Edirne'dan Hakkari'ye, Kürdü, Türkü, başı örtülüsü, açığı her kesimden kadın, Kadın Merkezi'nin (KAMER) "Haklı Şiddet Yoktur" paneli vesilesiyle, farklı şehirlerdeki hemcinslerini tanımak ve deneyimlerini paylaşmak için Diyarbakır'da toplandı.
Panelin içeriği, sadece kadın şiddeti değil, hayatın her alanında aynı kaynaktan beslenen şiddetin her türlüsüne hayır diyen sunumlardan oluştu.
KAMER Başkanı Nebahat Akkoç, açılış konuşmasında, Başbakan'ın Dersim özrünün ne kadar cesurca olduğunu ancak aynı cesareti şimdiki çatışmayı çözmesi için de göstermesi gerektiğini söylerken, "Haklı Şiddet Yoktur"u şu cümleyle özetledi:
"Bir kadının öldürülmesini engellemeye çalışırken, günde bir asker, bir gerilla ailesinin taziyesine gidiyorum.”
Panelde söz alan her kadın KAMER'in farkındalık toplantılarından sonra hayatlarının ne kadar değiştiğini söyledi.
Akşam yemeğinde Bandırma, Antep, Hakkarı, Hatay, Kars, Trabzon, Erzurum'dan gelen kadınların ağzından toplantının ayrıntılarını dinledim.

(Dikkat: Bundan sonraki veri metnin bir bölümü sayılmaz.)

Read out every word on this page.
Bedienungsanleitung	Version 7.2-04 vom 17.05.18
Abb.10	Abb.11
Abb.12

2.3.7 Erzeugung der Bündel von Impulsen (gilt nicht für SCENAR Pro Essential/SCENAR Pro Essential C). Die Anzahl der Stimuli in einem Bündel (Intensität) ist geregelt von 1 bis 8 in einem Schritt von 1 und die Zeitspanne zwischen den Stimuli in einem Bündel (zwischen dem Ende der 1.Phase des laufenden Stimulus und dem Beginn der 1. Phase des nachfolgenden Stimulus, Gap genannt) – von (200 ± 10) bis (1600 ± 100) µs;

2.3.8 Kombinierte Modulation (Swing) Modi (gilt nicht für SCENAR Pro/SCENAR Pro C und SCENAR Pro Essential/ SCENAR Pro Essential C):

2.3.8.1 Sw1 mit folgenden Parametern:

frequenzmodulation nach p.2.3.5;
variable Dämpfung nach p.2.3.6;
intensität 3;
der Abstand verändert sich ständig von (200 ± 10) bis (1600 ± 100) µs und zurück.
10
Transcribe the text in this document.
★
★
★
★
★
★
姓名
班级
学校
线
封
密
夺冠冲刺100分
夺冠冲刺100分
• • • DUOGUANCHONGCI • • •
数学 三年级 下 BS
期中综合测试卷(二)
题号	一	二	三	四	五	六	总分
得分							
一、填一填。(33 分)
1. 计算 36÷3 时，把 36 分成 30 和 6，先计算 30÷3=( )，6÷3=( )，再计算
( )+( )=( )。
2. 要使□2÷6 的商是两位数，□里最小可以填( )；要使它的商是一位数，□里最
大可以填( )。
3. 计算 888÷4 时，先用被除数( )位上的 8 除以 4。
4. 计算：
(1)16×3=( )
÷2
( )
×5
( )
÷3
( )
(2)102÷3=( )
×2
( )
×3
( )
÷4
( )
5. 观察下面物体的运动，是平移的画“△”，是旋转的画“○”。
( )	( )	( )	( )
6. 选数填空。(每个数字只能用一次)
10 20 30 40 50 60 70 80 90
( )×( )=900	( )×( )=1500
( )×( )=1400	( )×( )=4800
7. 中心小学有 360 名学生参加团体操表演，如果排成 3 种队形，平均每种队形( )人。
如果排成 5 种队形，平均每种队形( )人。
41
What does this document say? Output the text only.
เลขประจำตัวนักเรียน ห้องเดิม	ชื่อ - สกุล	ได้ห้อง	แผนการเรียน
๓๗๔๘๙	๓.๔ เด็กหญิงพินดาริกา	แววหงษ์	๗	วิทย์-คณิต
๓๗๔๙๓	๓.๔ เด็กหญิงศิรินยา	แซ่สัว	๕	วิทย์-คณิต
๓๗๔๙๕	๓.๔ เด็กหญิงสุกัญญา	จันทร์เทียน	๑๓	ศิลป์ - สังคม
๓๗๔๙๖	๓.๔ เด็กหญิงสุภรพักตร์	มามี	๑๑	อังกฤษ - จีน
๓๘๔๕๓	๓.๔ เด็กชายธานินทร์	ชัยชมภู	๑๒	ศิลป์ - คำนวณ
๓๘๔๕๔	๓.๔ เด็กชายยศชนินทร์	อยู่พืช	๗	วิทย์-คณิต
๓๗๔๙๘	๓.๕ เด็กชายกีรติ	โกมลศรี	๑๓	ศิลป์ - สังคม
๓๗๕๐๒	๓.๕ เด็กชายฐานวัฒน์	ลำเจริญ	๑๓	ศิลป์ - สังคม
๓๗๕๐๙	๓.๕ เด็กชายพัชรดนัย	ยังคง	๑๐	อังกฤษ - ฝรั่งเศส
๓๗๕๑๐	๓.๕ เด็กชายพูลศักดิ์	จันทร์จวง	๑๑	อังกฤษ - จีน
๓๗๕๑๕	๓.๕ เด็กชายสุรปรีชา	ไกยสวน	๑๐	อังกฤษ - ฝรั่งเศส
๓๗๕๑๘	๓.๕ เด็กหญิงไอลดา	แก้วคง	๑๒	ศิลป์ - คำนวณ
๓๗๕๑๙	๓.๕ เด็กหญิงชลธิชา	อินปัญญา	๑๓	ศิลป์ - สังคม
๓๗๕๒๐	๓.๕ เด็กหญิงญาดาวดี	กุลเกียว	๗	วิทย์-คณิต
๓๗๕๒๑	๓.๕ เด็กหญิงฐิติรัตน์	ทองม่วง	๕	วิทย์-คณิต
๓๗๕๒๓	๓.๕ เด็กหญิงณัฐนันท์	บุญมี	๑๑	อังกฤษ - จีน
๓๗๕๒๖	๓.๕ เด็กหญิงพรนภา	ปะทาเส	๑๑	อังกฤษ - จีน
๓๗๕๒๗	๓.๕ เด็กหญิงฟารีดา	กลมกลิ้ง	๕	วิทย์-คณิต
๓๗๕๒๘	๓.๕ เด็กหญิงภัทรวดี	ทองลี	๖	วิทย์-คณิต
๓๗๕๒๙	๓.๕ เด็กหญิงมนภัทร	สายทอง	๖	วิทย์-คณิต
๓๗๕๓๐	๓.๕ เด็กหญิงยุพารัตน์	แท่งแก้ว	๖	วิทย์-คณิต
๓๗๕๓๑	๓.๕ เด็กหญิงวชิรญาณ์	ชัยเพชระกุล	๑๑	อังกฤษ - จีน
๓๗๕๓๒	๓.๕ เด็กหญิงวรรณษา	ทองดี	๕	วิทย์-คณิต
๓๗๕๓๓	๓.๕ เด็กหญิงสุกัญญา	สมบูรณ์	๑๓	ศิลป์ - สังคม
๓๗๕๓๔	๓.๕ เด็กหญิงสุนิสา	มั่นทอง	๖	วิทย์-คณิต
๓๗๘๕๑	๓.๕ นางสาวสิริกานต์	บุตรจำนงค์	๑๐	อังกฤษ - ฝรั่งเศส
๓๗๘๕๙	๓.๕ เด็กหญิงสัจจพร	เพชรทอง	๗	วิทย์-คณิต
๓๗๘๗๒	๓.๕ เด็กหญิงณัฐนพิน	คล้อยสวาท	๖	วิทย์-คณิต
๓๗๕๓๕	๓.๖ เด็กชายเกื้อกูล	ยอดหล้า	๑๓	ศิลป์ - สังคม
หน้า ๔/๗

Diyarbakır'da 14 yıl önce kurulan ve kendi deyişleriyle, demir ağlarla yurdun dört bir yanını saran KAMER, 23 ilde 300 bin kadına ulaşmış.
Artık herhangi bir şehirde, kadınlar örgütlenmek istedikleri an KAMER'in kapısını çalıyor.
Farkındalık toplatısında, KAMER'den tecrübeli birinin moderatörlüğünde, birbirini tanımayan kadınlar, erkek egemen sistemin hayatlarını baştan aşağı saran sıkıntılarını anlatıyor.
Tanımadıkları insanlar arasında, yaşadıkları fiziksel ve duygusal erkek şiddetini, hemen anlatamayan kadınlar, sorunların ortaklığını gördükçe "kendilerine bile itiraf edemediklerini" ortaya döküyorlar.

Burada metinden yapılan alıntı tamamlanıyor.